何が唯一の正解ということはなく、難しい課題に経営者はどう対処していくのか。
ピチャイ氏の調和調整能力は突出していると思う。
こういうリーダーシップが今の時代に必要なのだろう。
才能あふれる部下たちがいるのであれば、極端な権限委譲をし、後はトップとして責任を持つ。
もし、問題があった場合は、その都度速やかに軌道修正をする。
確かにGoogleにはこれまで幾度となく危機が訪れてきたが、その都度難関をクリアしてきたのは事実だ。
ブラウザ開発でIEから締め出された際は、ツールバーを開発し、Chromeを開発して乗り切った。
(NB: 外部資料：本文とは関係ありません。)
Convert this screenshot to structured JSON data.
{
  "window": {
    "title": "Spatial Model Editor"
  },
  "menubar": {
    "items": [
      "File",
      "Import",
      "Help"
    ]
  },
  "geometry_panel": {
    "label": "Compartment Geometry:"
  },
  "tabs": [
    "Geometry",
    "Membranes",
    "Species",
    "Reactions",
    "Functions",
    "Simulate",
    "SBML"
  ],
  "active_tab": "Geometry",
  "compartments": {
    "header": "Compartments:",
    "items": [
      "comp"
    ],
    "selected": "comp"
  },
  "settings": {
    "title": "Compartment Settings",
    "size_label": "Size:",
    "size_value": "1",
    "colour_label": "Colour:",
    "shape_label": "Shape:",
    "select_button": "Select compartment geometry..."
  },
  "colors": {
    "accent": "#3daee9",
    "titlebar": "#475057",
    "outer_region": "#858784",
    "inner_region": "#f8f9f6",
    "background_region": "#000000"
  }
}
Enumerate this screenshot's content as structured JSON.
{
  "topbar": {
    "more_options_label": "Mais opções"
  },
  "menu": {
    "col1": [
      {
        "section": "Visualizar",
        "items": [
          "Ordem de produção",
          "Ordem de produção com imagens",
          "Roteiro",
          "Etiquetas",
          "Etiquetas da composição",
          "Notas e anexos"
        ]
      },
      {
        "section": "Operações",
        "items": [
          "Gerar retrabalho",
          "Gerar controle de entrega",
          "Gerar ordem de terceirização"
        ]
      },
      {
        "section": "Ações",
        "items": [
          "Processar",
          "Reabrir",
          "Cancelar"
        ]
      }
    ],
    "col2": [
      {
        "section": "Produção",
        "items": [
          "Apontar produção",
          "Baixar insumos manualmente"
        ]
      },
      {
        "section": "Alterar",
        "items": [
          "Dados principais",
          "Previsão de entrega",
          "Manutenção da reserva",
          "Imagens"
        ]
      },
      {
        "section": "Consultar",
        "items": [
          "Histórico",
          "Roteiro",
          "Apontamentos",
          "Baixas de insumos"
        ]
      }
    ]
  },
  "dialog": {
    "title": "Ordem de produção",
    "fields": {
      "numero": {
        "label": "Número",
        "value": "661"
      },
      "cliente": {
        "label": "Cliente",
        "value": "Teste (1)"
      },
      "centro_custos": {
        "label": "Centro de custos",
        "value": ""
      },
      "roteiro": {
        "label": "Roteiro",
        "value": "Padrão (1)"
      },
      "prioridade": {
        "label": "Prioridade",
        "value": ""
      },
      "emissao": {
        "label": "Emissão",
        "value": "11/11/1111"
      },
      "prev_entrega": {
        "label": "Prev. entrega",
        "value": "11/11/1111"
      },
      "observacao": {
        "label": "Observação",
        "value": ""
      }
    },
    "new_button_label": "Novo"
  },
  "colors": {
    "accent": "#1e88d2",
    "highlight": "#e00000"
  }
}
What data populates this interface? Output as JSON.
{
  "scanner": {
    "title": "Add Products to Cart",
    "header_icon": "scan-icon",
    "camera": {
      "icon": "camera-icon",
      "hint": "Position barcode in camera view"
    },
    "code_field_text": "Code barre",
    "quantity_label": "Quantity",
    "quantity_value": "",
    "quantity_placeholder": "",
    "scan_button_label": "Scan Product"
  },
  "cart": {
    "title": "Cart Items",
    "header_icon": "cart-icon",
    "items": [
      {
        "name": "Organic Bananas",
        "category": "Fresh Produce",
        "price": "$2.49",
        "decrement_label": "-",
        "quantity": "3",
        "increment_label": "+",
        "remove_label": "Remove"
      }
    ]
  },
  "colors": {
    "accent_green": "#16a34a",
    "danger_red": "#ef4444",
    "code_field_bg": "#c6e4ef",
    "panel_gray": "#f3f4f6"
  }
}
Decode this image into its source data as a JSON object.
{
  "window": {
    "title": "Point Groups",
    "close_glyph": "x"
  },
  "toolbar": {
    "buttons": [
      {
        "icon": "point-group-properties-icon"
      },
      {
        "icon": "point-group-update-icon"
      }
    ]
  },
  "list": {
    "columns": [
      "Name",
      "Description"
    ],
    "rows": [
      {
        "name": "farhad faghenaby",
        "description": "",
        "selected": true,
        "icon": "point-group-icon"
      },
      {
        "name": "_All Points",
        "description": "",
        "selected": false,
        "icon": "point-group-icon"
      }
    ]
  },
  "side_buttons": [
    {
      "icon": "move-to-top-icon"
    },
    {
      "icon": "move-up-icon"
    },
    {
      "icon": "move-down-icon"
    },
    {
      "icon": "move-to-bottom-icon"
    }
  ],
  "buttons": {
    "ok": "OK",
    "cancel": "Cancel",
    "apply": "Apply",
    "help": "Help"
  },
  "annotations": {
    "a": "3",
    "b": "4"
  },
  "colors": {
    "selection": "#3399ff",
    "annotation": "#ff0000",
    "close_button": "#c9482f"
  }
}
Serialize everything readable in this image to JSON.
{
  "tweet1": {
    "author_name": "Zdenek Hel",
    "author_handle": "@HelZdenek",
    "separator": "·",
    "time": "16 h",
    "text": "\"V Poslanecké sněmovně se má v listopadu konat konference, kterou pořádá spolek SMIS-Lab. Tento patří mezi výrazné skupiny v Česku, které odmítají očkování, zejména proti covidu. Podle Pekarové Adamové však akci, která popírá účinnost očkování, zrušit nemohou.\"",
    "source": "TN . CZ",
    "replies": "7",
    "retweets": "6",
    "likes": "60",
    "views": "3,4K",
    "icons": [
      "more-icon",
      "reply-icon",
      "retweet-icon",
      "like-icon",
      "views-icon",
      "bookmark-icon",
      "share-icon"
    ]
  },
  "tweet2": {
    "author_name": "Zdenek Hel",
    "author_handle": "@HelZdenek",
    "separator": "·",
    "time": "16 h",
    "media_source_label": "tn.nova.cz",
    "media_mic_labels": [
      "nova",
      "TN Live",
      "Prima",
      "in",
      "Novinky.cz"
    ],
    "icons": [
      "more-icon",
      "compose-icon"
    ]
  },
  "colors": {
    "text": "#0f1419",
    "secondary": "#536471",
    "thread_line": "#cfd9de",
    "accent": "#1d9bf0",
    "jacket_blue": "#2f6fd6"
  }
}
その指揮をしたのがピチャイ氏本人だった。
2022年に登場した生成AIは、Google検索の牙城を崩していくだろう。
今後、検索シェアの大部分を、生成AIを搭載したBingに奪われてしまうかもしれない。
こういう点でも、Googleがこれからどうなっていくのかが要注目である。
そしてAppleだ。
これだけの各企業の話の後に、Appleの企業文化の話は意外だった。
ジョブズ氏亡き後のAppleを支えたのが、現CEOのティム・クック氏。
ジョブズ氏がワンマン経営だったことは想像できるが、実はクック氏もワンマンのトップダウン型だったとは驚きだった。
さらに社内も超秘密主義文化のため、組織のサイロ化が進んでいるという。
GAFAMの中でも、Appleこそ先進的な企業と思っていたが、内情はまったくの真逆。
確かにジョブズ氏亡き後のAppleで、真にイノベーティブな製品が出ていないのは確かだ。
Apple社内では、大企業病の官僚主義が蔓延しているのだという。
Googleのピチャイ氏やFacebookのザッカーバーグ氏に対しては、社員から気軽に話しかけることができるため、現場からの提案も上がってくることが多いという。
そもそもGoogleでは、定期的にTGIF(金曜日の経営陣からの説明&質問会・食事会)を開催し、直接トップに質問や意見が言える場を設けているくらいだ。
こういう姿勢は、企業経営にとって非常に大事なのではないだろうか。
Appleでは、現場からティム・クック氏に直接提案が上がることはあり得ないという。
さらに廊下で挨拶をしても「話しかけるな」オーラが常に出ているという記載すらある。
これではAppleの未来は厳しいかもしれない。
確かにHomePod(ホームボッド)も、Appleカー(自動運転車)も開発は上手くいっていないと聞く。
デザイン至上主義が行き過ぎていて、エンジニアリングが後回しにされているのだという。
両者で歩み寄って協力すれば良いだけの話であるが、サイロ化の社内文化がそれを阻んでいる。
この状況で、画期的な新製品を生み出すことができるのだろうか?
iPhoneはすでに機能として十分な域まで達してしまっている。
次の世代のバージョンになっても、革新的な機能とは言えず、すでに私自身もSE3を約3年使用していて生活に全く不便を感じていない。
もはやずっとこの機種で充分とさえ思ってしまっている。
この状況で、次のAppleの施策はどうなっていくのだろうか。
結局、天才が一人だけ居ても、今後の時代を生き抜くのは厳しいということなのだ。
周囲の人とコラボレーションし、それぞれの能力を引き出し、質の高いアウトプットをする。
正解が一つではない世界の中で、顧客が本当に欲しいものをどう定義し実現するのか。
そういうことを実行できない会社は生き残れないということか。
GAFAMと言われるテックジャイアントを横並びで見るだけで、こんなにも違いがあることに気付かされる。
だからこそ、我々はどうするのか?
官僚主義に陥らないためにはどうすればよいのか?
果たしてAMAZONやGoogleのような企業文化を構築していけるだろうか?
巨大企業の足元にも及ばない事は承知であるが、未来を生き延びるためには、もっともっと真剣に考える必要があるのだ。
そして愚直に実行する。心掛けていきたいところだ。